|The Golem and the ghost, photo by Phillip Bernett|
Monday, October 22, 2012
The Golem comes to Harlequin
Harlequin Productions is doing a one-night, one-man play called The Golem that sounds like it might be a lot of creepy fun for Halloween. It’s an adaptation of Gustav Meyrink’s classic novel, Der Golem written for the stage and directed by Daniel Flint and fellow Taffety Punk company member Joel David Santner, with music by Jupiter Rex (Josh Taylor, who scored Taffety Punk’s “Burn Your Bookes “and “Measure for Measure”).
The one man on stage is Flint.
Now living in the other Washington, Flint maintains strong connections with Olympia and Harlequin. He started working with Harlequin back in 2002, playing multiple roles in King John. During Harlequin’s run of The Lonesome West he met Frank Lawler and Jason Marr, and the three of them teamed up to create The Elsinore Diaries, which performed at the Seattle Fringe and at Harlequin. It was my choice for Best New Play in my annual Critic’s Choice column.

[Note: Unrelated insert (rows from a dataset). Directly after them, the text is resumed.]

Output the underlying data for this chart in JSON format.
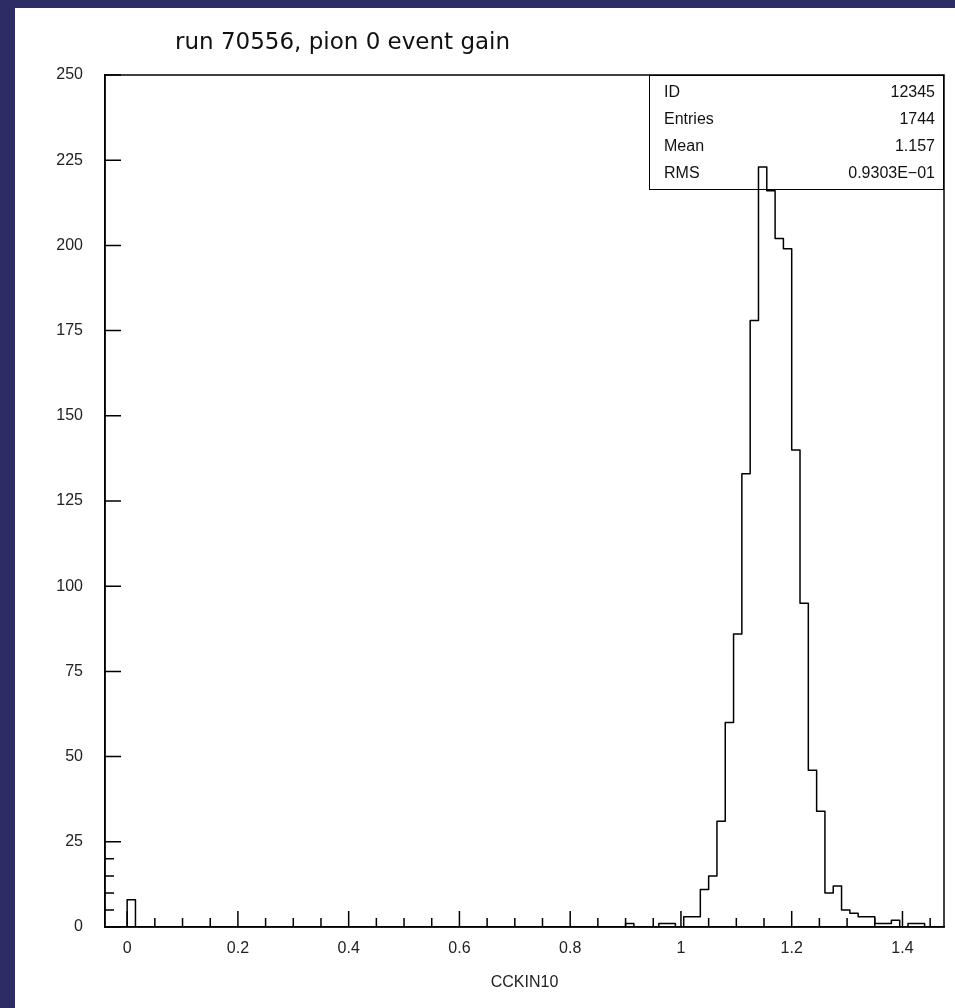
{
  "chart_data": {
    "type": "histogram",
    "title": "run 70556, pion 0 event gain",
    "xlabel": "CCKIN10",
    "bins": [
      0,
      0.015,
      0.03,
      0.045,
      0.06,
      0.075,
      0.09,
      0.105,
      0.12,
      0.135,
      0.15,
      0.165,
      0.18,
      0.195,
      0.21,
      0.225,
      0.24,
      0.255,
      0.27,
      0.285,
      0.3,
      0.315,
      0.33,
      0.345,
      0.36,
      0.375,
      0.39,
      0.405,
      0.42,
      0.435,
      0.45,
      0.465,
      0.48,
      0.495,
      0.51,
      0.525,
      0.54,
      0.555,
      0.57,
      0.585,
      0.6,
      0.615,
      0.63,
      0.645,
      0.66,
      0.675,
      0.69,
      0.705,
      0.72,
      0.735,
      0.75,
      0.765,
      0.78,
      0.795,
      0.81,
      0.825,
      0.84,
      0.855,
      0.87,
      0.885,
      0.9,
      0.915,
      0.93,
      0.945,
      0.96,
      0.975,
      0.99,
      1.005,
      1.02,
      1.035,
      1.05,
      1.065,
      1.08,
      1.095,
      1.11,
      1.125,
      1.14,
      1.155,
      1.17,
      1.185,
      1.2,
      1.215,
      1.23,
      1.245,
      1.26,
      1.275,
      1.29,
      1.305,
      1.32,
      1.335,
      1.35,
      1.365,
      1.38,
      1.395,
      1.41,
      1.425,
      1.44
    ],
    "values": [
      8,
      0,
      0,
      0,
      0,
      0,
      0,
      0,
      0,
      0,
      0,
      0,
      0,
      0,
      0,
      0,
      0,
      0,
      0,
      0,
      0,
      0,
      0,
      0,
      0,
      0,
      0,
      0,
      0,
      0,
      0,
      0,
      0,
      0,
      0,
      0,
      0,
      0,
      0,
      0,
      0,
      0,
      0,
      0,
      0,
      0,
      0,
      0,
      0,
      0,
      0,
      0,
      0,
      0,
      0,
      0,
      0,
      0,
      0,
      0,
      1,
      0,
      0,
      0,
      1,
      1,
      0,
      3,
      3,
      11,
      15,
      31,
      60,
      86,
      133,
      178,
      223,
      216,
      202,
      199,
      140,
      95,
      46,
      34,
      10,
      12,
      5,
      4,
      3,
      3,
      1,
      1,
      2,
      0,
      1,
      1
    ],
    "color": "#000000",
    "xlim": [
      -0.04,
      1.475
    ],
    "xticks": [
      0,
      {
        "value": 0.05,
        "label": null
      },
      {
        "value": 0.1,
        "label": null
      },
      {
        "value": 0.15,
        "label": null
      },
      0.2,
      {
        "value": 0.25,
        "label": null
      },
      {
        "value": 0.3,
        "label": null
      },
      {
        "value": 0.35,
        "label": null
      },
      0.4,
      {
        "value": 0.45,
        "label": null
      },
      {
        "value": 0.5,
        "label": null
      },
      {
        "value": 0.55,
        "label": null
      },
      0.6,
      {
        "value": 0.65,
        "label": null
      },
      {
        "value": 0.7,
        "label": null
      },
      {
        "value": 0.75,
        "label": null
      },
      0.8,
      {
        "value": 0.85,
        "label": null
      },
      {
        "value": 0.9,
        "label": null
      },
      {
        "value": 0.95,
        "label": null
      },
      1,
      {
        "value": 1.05,
        "label": null
      },
      {
        "value": 1.1,
        "label": null
      },
      {
        "value": 1.15,
        "label": null
      },
      1.2,
      {
        "value": 1.25,
        "label": null
      },
      {
        "value": 1.3,
        "label": null
      },
      {
        "value": 1.35,
        "label": null
      },
      1.4,
      {
        "value": 1.45,
        "label": null
      }
    ],
    "ylim": [
      0,
      250
    ],
    "yticks": [
      0,
      {
        "value": 5,
        "label": null
      },
      {
        "value": 10,
        "label": null
      },
      {
        "value": 15,
        "label": null
      },
      {
        "value": 20,
        "label": null
      },
      25,
      50,
      75,
      100,
      125,
      150,
      175,
      200,
      225,
      250
    ],
    "annotations": [
      "ID 12345",
      "Entries 1744",
      "Mean 1.157",
      "RMS 0.9303E−01"
    ],
    "legend": false
  }
}
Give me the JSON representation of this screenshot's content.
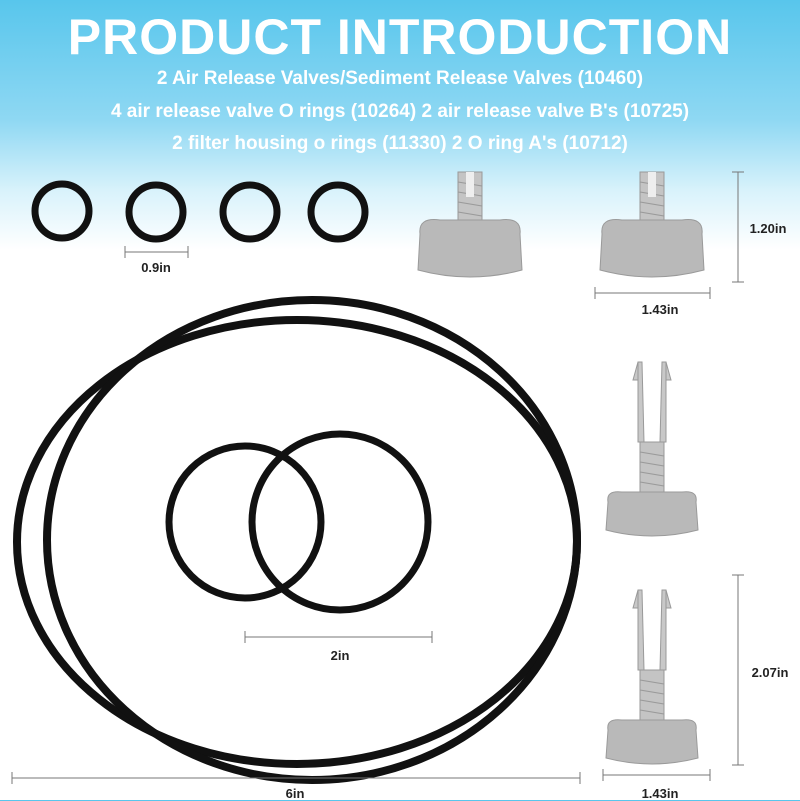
{
  "header": {
    "title": "PRODUCT INTRODUCTION",
    "lines": [
      "2 Air Release Valves/Sediment Release Valves (10460)",
      "4 air release valve O rings (10264)  2 air release valve B's (10725)",
      "2 filter housing o rings (11330) 2 O ring A's (10712)"
    ]
  },
  "dimensions": {
    "small_oring": "0.9in",
    "cap_height": "1.20in",
    "cap_width": "1.43in",
    "medium_oring": "2in",
    "large_oring": "6in",
    "valve_height": "2.07in",
    "valve_width": "1.43in"
  },
  "colors": {
    "header_blue": "#58c6ec",
    "rubber": "#111111",
    "plastic": "#b9b9b9"
  }
}
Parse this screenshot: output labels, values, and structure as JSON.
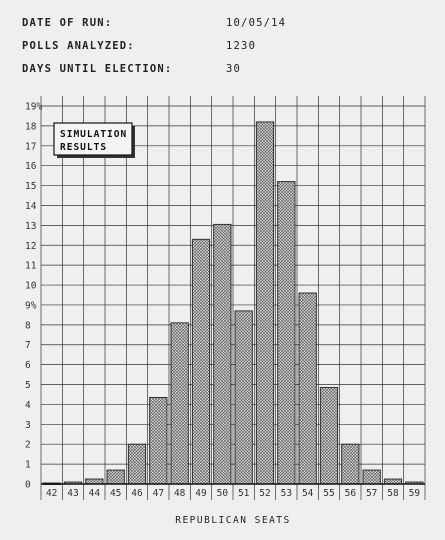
{
  "info": {
    "date_label": "DATE OF RUN:",
    "date_value": "10/05/14",
    "polls_label": "POLLS ANALYZED:",
    "polls_value": "1230",
    "days_label": "DAYS UNTIL ELECTION:",
    "days_value": "30"
  },
  "legend": {
    "line1": "SIMULATION",
    "line2": "RESULTS"
  },
  "chart_data": {
    "type": "bar",
    "categories": [
      "42",
      "43",
      "44",
      "45",
      "46",
      "47",
      "48",
      "49",
      "50",
      "51",
      "52",
      "53",
      "54",
      "55",
      "56",
      "57",
      "58",
      "59"
    ],
    "values": [
      0.05,
      0.1,
      0.25,
      0.7,
      2.0,
      4.35,
      8.1,
      12.3,
      13.05,
      8.7,
      18.2,
      15.2,
      9.6,
      4.85,
      2.0,
      0.7,
      0.25,
      0.1
    ],
    "title": "",
    "xlabel": "REPUBLICAN SEATS",
    "ylabel": "",
    "ylim": [
      0,
      19
    ],
    "ytick_labels": [
      "0",
      "1",
      "2",
      "3",
      "4",
      "5",
      "6",
      "7",
      "8",
      "9%",
      "10",
      "11",
      "12",
      "13",
      "14",
      "15",
      "16",
      "17",
      "18",
      "19%"
    ],
    "grid": true,
    "legend_position": "top-left"
  }
}
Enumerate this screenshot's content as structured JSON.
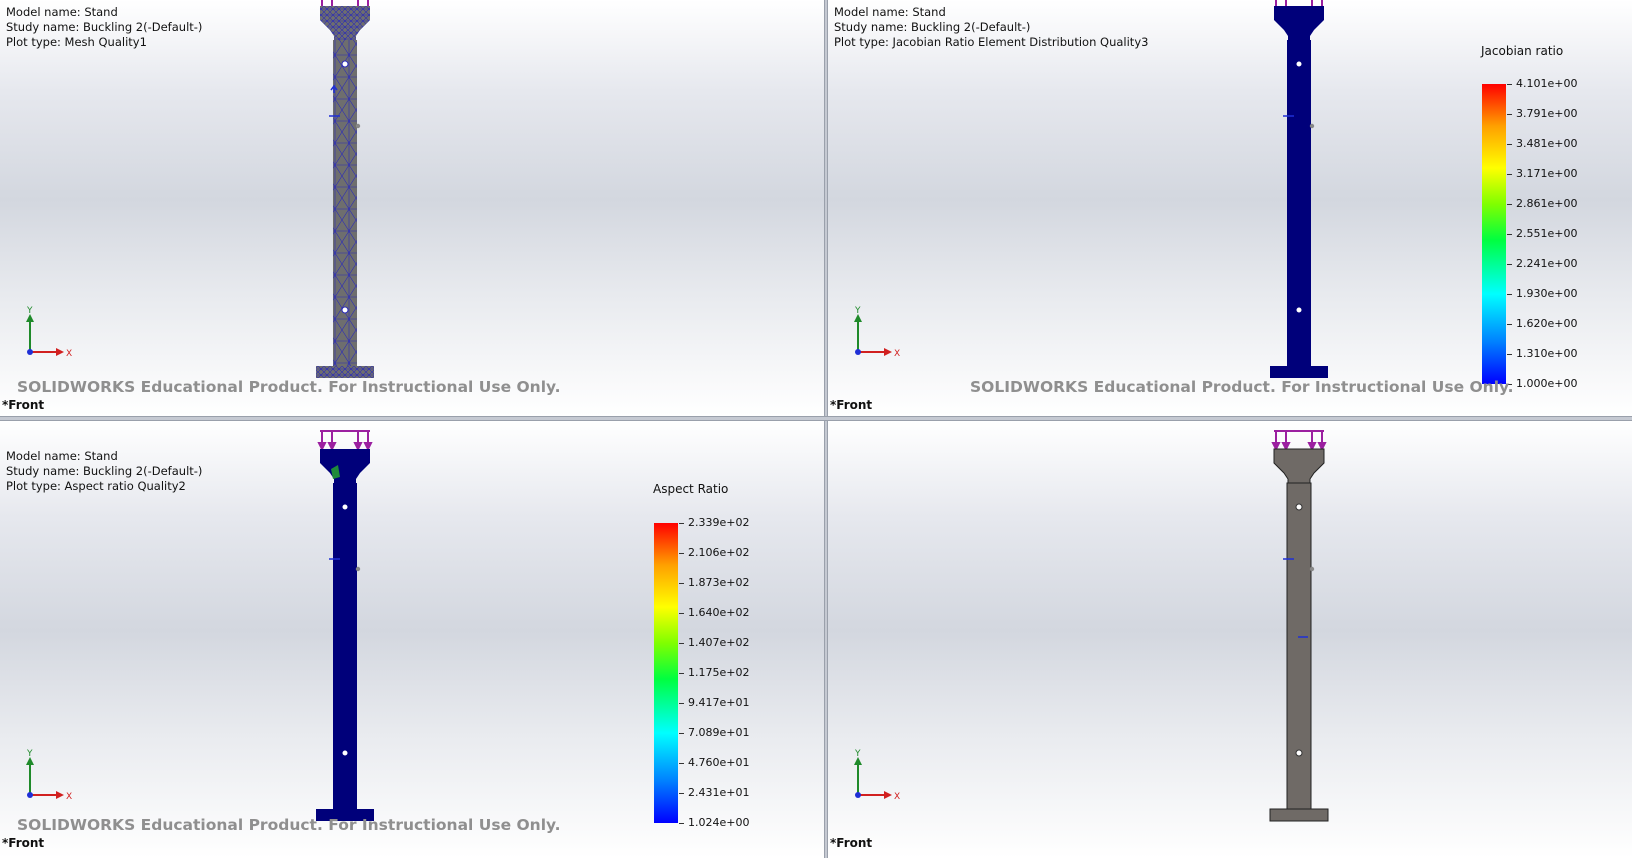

In 2008 he moved to DC for graduate school but returned to Olympia this summer to play Richard in King Richard III at Harlequin. While doing Richard he asked about performing his adaption of The Golem.
“It means a lot to me that I can say to Scot and Linda (Whitney), ‘Hey since I’ll be there for Richard, can I do a performance of my show on Halloween?’ and that they would without blinking an eye say ‘sure!’ That’s why I love them and their Theatre. Because the show is designed to have live music they are flying Josh Taylor here for the show. He will arrive on Monday and we will have two days to rehearse with him. The play is still in a kind of development stage, having been performed only twice (after a full rehearsal process) at a festival in July. After this, it will be having a full production in May at Taffety Punk Theatre Company in DC.
“I had been given the book, The Golem, or Der Golem, by a friend. It did what all great books do, it drew me in so deep that I could almost not distinguish myself from the main character. It deeply affected me and sometime not too long after I conceived of turning into a one-man play for myself. It is a straight adaptation using the text of the novel cut and honed into a tight narrative that as closely resembles the book as possible.”
The Golem follows the story of Athanasius Pernath, a jeweler in Prague’s Jewish ghetto in the late 19th century who is afflicted with a curious amnesia. When a strange man enters Pernath’s life with a mysterious book, the jeweler begins his descent into a labyrinth of murder, madness, and plots of revenge and unrequited love that eventually bring him face to face with his own dark past and mortality
The stranger with the book is the legendary Golem who roamed the streets of the ghetto in the 16th Century. He is also the jeweler’s doppelganger – leading Pernath to a spiritual awakening which must be embraced in order to escape the madness of his past.